Beyanların ardından sanık avukatlarının dosyaya sunduğu Duygu’nun balkondan düşme anına ilişkin hazırlanan 2 farklı görüntü mahkeme heyeti tarafından izlendi.
“ODA İÇERİSİNDE DÖVÜLEREK BAYILTMA OLMADIĞI AÇIĞA KAVUŞTU”

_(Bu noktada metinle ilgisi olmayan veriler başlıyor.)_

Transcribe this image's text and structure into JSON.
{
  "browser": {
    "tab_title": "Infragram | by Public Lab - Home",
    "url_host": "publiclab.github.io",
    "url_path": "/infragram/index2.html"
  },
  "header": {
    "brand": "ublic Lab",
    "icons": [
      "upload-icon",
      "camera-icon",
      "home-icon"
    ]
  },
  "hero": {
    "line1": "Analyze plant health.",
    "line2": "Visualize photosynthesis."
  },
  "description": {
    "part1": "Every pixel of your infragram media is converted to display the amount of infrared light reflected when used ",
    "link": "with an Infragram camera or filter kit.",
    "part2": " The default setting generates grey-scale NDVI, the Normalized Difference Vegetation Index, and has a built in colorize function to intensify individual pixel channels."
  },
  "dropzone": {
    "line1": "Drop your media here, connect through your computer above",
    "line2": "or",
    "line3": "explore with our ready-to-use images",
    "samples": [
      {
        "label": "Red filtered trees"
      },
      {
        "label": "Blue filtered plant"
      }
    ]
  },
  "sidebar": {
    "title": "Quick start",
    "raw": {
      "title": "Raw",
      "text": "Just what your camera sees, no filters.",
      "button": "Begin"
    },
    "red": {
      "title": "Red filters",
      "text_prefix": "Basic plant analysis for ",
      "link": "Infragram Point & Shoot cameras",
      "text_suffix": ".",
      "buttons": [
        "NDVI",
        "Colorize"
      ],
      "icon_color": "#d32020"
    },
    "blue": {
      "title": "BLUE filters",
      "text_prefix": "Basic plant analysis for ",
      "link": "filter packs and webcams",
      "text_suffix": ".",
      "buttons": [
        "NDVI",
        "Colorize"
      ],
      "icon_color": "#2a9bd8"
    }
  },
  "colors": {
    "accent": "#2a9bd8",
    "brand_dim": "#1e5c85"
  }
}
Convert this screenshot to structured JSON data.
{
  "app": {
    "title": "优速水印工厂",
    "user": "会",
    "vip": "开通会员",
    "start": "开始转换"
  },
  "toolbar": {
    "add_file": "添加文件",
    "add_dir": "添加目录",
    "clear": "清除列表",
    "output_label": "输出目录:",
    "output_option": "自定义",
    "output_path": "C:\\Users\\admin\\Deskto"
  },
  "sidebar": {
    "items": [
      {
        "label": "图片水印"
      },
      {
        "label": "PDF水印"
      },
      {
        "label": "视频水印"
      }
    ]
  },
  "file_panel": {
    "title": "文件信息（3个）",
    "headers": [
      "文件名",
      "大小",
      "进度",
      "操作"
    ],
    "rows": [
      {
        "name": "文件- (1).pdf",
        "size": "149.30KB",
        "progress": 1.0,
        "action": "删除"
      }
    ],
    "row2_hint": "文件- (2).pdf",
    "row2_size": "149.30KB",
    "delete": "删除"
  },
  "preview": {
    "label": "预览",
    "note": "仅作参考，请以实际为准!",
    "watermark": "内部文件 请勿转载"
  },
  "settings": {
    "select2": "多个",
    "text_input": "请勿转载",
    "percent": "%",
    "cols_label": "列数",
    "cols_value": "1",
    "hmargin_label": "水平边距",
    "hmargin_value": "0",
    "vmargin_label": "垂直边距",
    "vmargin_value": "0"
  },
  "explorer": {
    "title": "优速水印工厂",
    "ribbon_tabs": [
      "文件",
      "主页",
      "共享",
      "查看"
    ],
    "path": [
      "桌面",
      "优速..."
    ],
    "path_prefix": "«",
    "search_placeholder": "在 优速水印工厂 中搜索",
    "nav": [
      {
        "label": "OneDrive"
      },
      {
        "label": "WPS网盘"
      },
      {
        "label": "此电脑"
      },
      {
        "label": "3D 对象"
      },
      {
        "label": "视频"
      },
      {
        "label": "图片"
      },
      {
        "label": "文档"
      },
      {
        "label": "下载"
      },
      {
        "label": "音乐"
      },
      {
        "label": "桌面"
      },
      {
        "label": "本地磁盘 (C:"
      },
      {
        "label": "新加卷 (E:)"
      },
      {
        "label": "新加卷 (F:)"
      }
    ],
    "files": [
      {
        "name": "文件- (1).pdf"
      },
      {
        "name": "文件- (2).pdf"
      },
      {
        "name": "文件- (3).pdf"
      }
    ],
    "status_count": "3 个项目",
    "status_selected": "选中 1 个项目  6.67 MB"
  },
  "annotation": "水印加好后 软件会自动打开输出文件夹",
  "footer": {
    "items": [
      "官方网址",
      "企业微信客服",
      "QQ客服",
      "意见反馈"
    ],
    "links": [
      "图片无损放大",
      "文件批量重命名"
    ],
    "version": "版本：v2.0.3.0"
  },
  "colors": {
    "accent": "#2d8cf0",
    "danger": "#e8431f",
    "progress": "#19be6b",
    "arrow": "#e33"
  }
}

Görüntünün izlenmesinin ardından konuşan sanık avukatı Serhat Pak, her şeyin açığa kavuşmasını hem kendi adlarına hem de Duygu’nun ailesi adına istediklerini vurguladı. Keşfin yapılmasını çok istediklerini ancak keşfin gerçekleşmemesine üzüldüklerini aktaran Pak, “Keşiften sonraki yapılacak olan ilk değerlendirmede tahliye olacağını bekliyorduk. Animasyonlarda bütün yaraların nasıl oluştuğu görünüyor. Oda içerisinde dövülerek bayıltma olmadığı açığa kavuşmuştur. Bir can kaybedildi ama içeride haksız olarak, somut delil oluşturulmaya çalışılarak bir insanın cezaevinde tutulması doğru değildir” ifadeleri kullandı.

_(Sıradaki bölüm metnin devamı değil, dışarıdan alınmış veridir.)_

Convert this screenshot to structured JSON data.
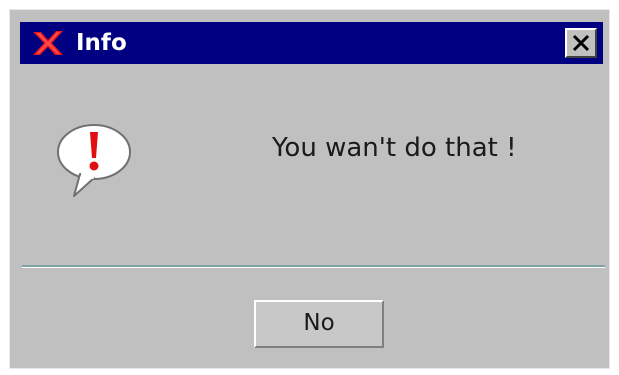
{
  "window": {
    "title": "Info",
    "app_icon": "red-x-icon",
    "close_icon": "close-icon"
  },
  "message": {
    "icon": "exclamation-speech-bubble-icon",
    "text": "You wan't do that !"
  },
  "buttons": {
    "no_label": "No"
  },
  "colors": {
    "title_bar": "#000080",
    "dialog_background": "#c0c0c0",
    "separator": "#7fa4a4",
    "exclamation": "#e01010"
  }
}
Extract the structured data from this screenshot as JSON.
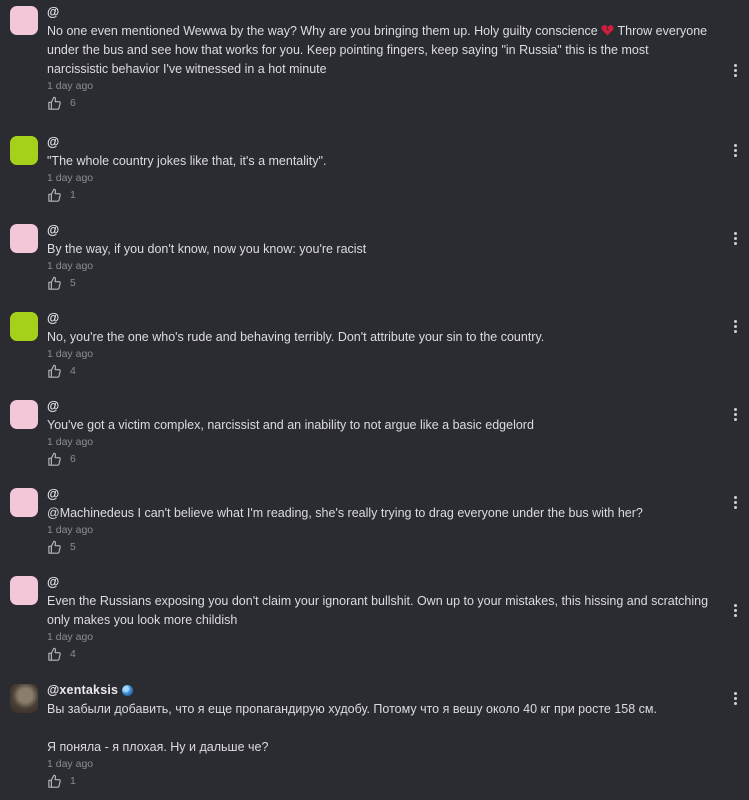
{
  "comments": [
    {
      "avatar_color": "#f2c8d8",
      "author": "@",
      "text_before_heart": "No one even mentioned Wewwa by the way? Why are you bringing them up. Holy guilty conscience ",
      "text_after_heart": " Throw everyone under the bus and see how that works for you. Keep pointing fingers, keep saying \"in Russia\" this is the most narcissistic behavior I've witnessed in a hot minute",
      "time": "1 day ago",
      "likes": "6"
    },
    {
      "avatar_color": "#a6d11b",
      "author": "@",
      "text": "\"The whole country jokes like that, it's a mentality\".",
      "time": "1 day ago",
      "likes": "1"
    },
    {
      "avatar_color": "#f2c8d8",
      "author": "@",
      "text": "By the way, if you don't know, now you know: you're racist",
      "time": "1 day ago",
      "likes": "5"
    },
    {
      "avatar_color": "#a6d11b",
      "author": "@",
      "text": "No, you're the one who's rude and behaving terribly. Don't attribute your sin to the country.",
      "time": "1 day ago",
      "likes": "4"
    },
    {
      "avatar_color": "#f2c8d8",
      "author": "@",
      "text": "You've got a victim complex, narcissist and an inability to not argue like a basic edgelord",
      "time": "1 day ago",
      "likes": "6"
    },
    {
      "avatar_color": "#f2c8d8",
      "author": "@",
      "text": "@Machinedeus I can't believe what I'm reading, she's really trying to drag everyone under the bus with her?",
      "time": "1 day ago",
      "likes": "5"
    },
    {
      "avatar_color": "#f2c8d8",
      "author": "@",
      "text": "Even the Russians exposing you don't claim your ignorant bullshit. Own up to your mistakes, this hissing and scratching only makes you look more childish",
      "time": "1 day ago",
      "likes": "4"
    },
    {
      "avatar_color": "photo",
      "author": "@xentaksis",
      "text": "Вы забыли добавить, что я еще пропагандирую худобу. Потому что я вешу около 40 кг при росте 158 см.\n\nЯ поняла - я плохая. Ну и дальше че?",
      "time": "1 day ago",
      "likes": "1"
    }
  ],
  "icons": {
    "like": "thumbs-up-icon",
    "more": "more-vertical-icon",
    "heart": "broken-heart-emoji",
    "verified": "globe-icon"
  },
  "colors": {
    "background": "#2b2c31",
    "text": "#dcdce0",
    "muted": "#8b8c93",
    "heart": "#d01f3c"
  }
}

TUTUKLULUK HALİNİN DEVAMINA KARAR VERİLDİ
Kısa bir aranın ardından kararını açıklayan mahkeme heyeti, TBB Kadın Hukuku Komisyonu adına Avukat Meriç Güzel’in katılma talebinin reddine, katılan vekillerinin tellerdeki svap örneklerinin inceletilmesi yönünde talebinin Diyarbakır Kriminal Polis Laboratuvarı Müdürlüğünün önceden gönderdiği raporla karşılanmasından dolayı reddine, fizik mühendisi, adli tıp kurumu ile bilgisayar teknolojisi uzmanlarından oluşan bilirkişi heyetiyle keşif yapılarak, maktulün olayın yaşandığı daireye ait balkondan düştüğü yer ve mesafesi de irdelenmek suretiyle kendisinin kaza ile düşüp düşmediği, kendisinin bilerek atlayıp atlamadığı, bir başkası tarafından itilmek suretiyle düşürülüp düşürülmediği ya da bir başkası tarafından aşağıya atılıp atılmadığı hususlarında bilirkişi raporunun alınmasına, sanığın tutukluluk halinin devamına karar vererek duruşmayı ileri bir tarihe erteledi.
DAVANIN GEÇMİŞİ
Olay, 13 Ağustos 2020 tarihinde Gaziantep’in Şehitkamil ilçesine bağlı Batıkent Mahallesi Vehbi Dinçerler Caddesi üzerindeki bir apartmanda meydana gelmişti. 5 katlı apartmanın 4’üncü katından şüpheli şekilde düşerek yere çakılan Duygu Delen (17), hastanede yapılan tüm müdahalelere rağmen kurtarılamayarak hayatını kaybetmişti. Olayın ardından evde bulunan Mehmet Kaplan (20) gözaltına alınarak “kasten öldürme” ile “çocuğun cinsel istismarı” suçlamasıyla tutuklanmıştı.